Spoofing a User-Agent by itself is not illegal. Browsers, curl, bots, monitoring tools, and privacy tools do this constantly for legitimate reasons.

The legal risk comes from why you are doing it and what protections you are bypassing.

If you are doing it specifically to bypass Bambu's authorized access, then it is very likely to fall afoul of the Computer Fraud and Abuse Act. The mechanism (spoofing the UA) is entirely incidental to the motivation (bypass authorized access), which is what the law cares about.

I don't think courts basically ever settle narrow technical questions like that. Any court decision would carry with it particular baggage based on the rest of the specifics, so I don't think it would have established a clear precedent either way.

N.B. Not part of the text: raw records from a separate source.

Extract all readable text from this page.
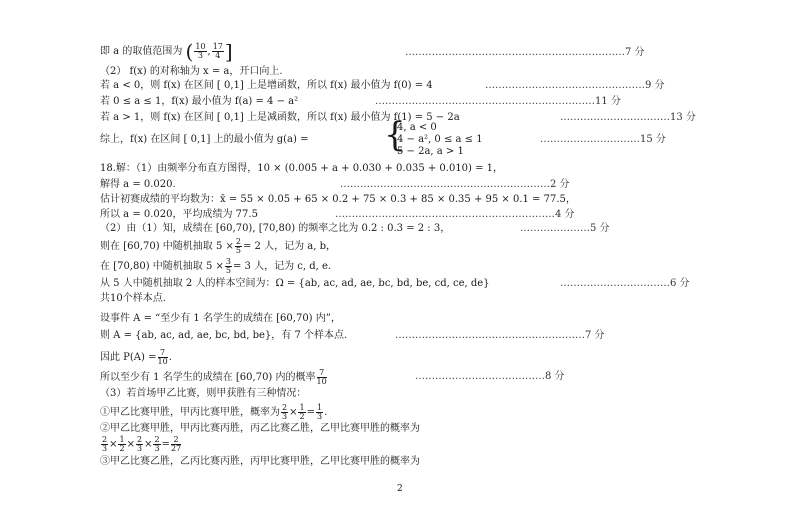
即 a 的取值范围为 ( $\frac{10}{3}$ , $\frac{17}{4}$ ]	…………………………………………………………7 分
（2） f(x) 的对称轴为 x = a，开口向上.
若 a < 0，则 f(x) 在区间 [ 0,1] 上是增函数，所以 f(x) 最小值为 f(0) = 4	…………………………………………9 分
若 0 ≤ a ≤ 1，f(x) 最小值为 f(a) = 4 − a²	…………………………………………………………11 分
若 a > 1，则 f(x) 在区间 [ 0,1] 上是减函数，所以 f(x) 最小值为 f(1) = 5 − 2a	……………………………13 分
综上，f(x) 在区间 [ 0,1] 上的最小值为 g(a) = {
4, a < 0
4 − a², 0 ≤ a ≤ 1
5 − 2a, a > 1
…………………………15 分
18.解：（1）由频率分布直方图得，10 × (0.005 + a + 0.030 + 0.035 + 0.010) = 1，
解得 a = 0.020.	………………………………………………………2 分
估计初赛成绩的平均数为：x̄ = 55 × 0.05 + 65 × 0.2 + 75 × 0.3 + 85 × 0.35 + 95 × 0.1 = 77.5，
所以 a = 0.020，平均成绩为 77.5	…………………………………………………………4 分
（2）由（1）知，成绩在 [60,70), [70,80) 的频率之比为 0.2 : 0.3 = 2 : 3，	…………………5 分
则在 [60,70) 中随机抽取 $5 \times \frac{2}{5} = 2$ 人，记为 a, b，
在 [70,80) 中随机抽取 $5 \times \frac{3}{5} = 3$ 人，记为 c, d, e.
从 5 人中随机抽取 2 人的样本空间为：Ω = {ab, ac, ad, ae, bc, bd, be, cd, ce, de}	……………………………6 分
共10个样本点.
设事件 A = “至少有 1 名学生的成绩在 [60,70) 内”，
则 A = {ab, ac, ad, ae, bc, bd, be}，有 7 个样本点.	…………………………………………………7 分
因此 $P(A) = \frac{7}{10}$ .
所以至少有 1 名学生的成绩在 [60,70) 内的概率 $\frac{7}{10}$	…………………………………8 分
（3）若首场甲乙比赛，则甲获胜有三种情况：
①甲乙比赛甲胜，甲丙比赛甲胜，概率为 $\frac{2}{3} \times \frac{1}{2} = \frac{1}{3}$ .
②甲乙比赛甲胜，甲丙比赛丙胜，丙乙比赛乙胜，乙甲比赛甲胜的概率为
$\frac{2}{3} \times \frac{1}{2} \times \frac{2}{3} \times \frac{2}{3} = \frac{2}{27}$
③甲乙比赛乙胜，乙丙比赛丙胜，丙甲比赛甲胜，乙甲比赛甲胜的概率为
2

The funny part here is it seems Bambu is more exposed to a libel suit than the developer is for... checks notes clicking 'Fork' on Bambu's github. Since the moment he did that, his software was supposedly in breach of Bambu's...expectations.

Thanks, would have been surprised, was mainly asking because OP was mentioning legal concerns. This may be a case for their EULA, sure, but I would have been surprised if there was any legal precedent or grounding for such a statement.

weev got convicted for something pretty similar to this. His conviction was vacated, but he did spend time in prison for unauthorized access to an AT&T server that only required a specific user agent and a guessable numeric device ID number.

At least in the US, the law against unauthorized access to a computer system has no requirements for how good the security has to be. If you should reasonably know you're not supposed to be using it, that's potentially enough to make it illegal.

I checked and in that case [0] specifically, the court specifically doubted that such access was violating any applicable laws. Course, it got vacated before that could be properly addressed and this seems to be specific to NJ so if someone knows a broader case, happy to read up, but to me this makes the argument stronger that there is no reason to just presume such a "bypass" (if that counts, many of us have "bypassed" a lot via reading robots.txt, etc. in our youth) is inherently illegal. Again, happy to read if someone can provide a source saying something else. If Bambu want to argue EULA, go ahead, but let us not give these entities the ability to just wish something illegal because they simply dislike it, when there is no evidence it is.

Am currently somewhat into the topic of UAs for a personal project (not connected to Bambu printers), so am honestly interested for any tangible information, I just dislike us assuming something illegal because a corporate entity views it in a negative light.

[0] https://www2.ca3.uscourts.gov/opinarch/131816p.pdf ("We also note that in order to be guilty of accessing “without authorization, or in excess of authorization” under New Jersey law, the Government needed to prove that Auernheimer or Spitler circumvented a code- or password-based barrier to access. See State v. Riley, 988 A.2d 1252, 1267 (N.J. Super. Ct. Law Div. 2009). Although we need not resolve whether Auernheimer’s conduct involved such a breach, no evidence was advanced at trial that the account slurper ever breached any password gate or other code-based barrier. The account slurper simply accessed the publicly facing portion of the login screen and scraped information that AT&T unintentionally published.")

There was more than one court involved. He was convicted. Then he appealed and the appeals court vacated the conviction. So from one perspective, "the law" as a whole decided that he wasn't guilty. From another perspective, he still got involuntary lodging courtesy of the state.